Bir süre sonra benim de uykum geliyor, dalıyorum. Rüyamda yolculuk edenler insanlar kervan gibi bir şey görüyorum. Gece vakti açıklık bir yerde konaklamışlar, büyük bir meydan ateşi yakılmış. Sonra başkaları geliyor ve kervandakilere saldırıyorlar. Oradaymış ve kervanın içindeymişim gibi geliyor bana. Korkunun engelleyemediği bir merakla çevreme bakınıyorum ne olup bittiğini anlamak için. Ve o ses yine aynı şeyleri tekrar ediyor. "Çocukları sağ bırakıyorlar, anneleri öldürüyorlar." Çok geçmeden uyanıyorum, yatağımdayım. Ninemin tarafından hafif bir mırıltılı geliyor. Sayıklamaya devam ediyor anlaşılan. Fakat bu kez söylediklerini anlayamıyorum. Bir an dua okuyor zannediyorum. Fakat değil. Bizim evde yalnız annem dua okur, namaz kılar, bize öğretir. Babam ve ninemi hiç dua okurken, namaz kılarken görmedim. Ninem Arapçayı andıran sonu "iyun, uyun"la biten bilmediğim kelimeler söylüyor ama dua ya da Arapça değil başka bir şey bu.
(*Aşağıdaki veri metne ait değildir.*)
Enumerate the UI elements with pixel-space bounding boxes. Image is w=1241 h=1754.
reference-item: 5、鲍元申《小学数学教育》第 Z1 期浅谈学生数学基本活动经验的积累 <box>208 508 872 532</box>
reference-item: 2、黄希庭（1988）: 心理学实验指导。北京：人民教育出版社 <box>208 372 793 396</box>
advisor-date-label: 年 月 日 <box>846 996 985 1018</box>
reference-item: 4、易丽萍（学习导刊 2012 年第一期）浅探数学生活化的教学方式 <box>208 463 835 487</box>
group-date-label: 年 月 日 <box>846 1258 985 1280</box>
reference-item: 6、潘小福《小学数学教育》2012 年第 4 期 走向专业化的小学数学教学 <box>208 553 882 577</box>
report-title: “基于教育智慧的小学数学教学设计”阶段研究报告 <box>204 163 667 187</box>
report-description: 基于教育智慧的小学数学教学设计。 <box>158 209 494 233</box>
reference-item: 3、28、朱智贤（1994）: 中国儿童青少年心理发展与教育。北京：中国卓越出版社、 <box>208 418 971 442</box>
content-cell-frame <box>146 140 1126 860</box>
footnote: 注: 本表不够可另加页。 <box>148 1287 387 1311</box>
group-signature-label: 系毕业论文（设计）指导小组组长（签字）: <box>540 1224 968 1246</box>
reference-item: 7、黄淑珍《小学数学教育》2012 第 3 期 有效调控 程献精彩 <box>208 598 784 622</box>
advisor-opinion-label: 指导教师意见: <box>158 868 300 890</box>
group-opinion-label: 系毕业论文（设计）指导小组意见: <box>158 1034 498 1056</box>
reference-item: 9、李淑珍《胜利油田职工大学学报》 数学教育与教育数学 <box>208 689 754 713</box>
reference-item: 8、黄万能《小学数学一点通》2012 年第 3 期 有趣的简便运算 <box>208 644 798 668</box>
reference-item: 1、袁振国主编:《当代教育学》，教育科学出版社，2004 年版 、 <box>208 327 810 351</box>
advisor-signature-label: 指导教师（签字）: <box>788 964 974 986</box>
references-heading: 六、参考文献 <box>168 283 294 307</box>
Sabah olunca plastik yoğurt kasesinde dut yapraklarının arasındaki ipek böceği kozalarının durduğu köşeye gidiyorum. Sonra annem geliyor yanıma. Bir tanesini eline alıyor. "yapma anne" diyorum, "belki zarar verirsin." Annem şöyle bir bakıyor, "çoktan kozanın içinde ölmüştür oğlum" diyor.

Annem haklıydı, biz ipek böceğini daha kozasındayken öldürmüştük.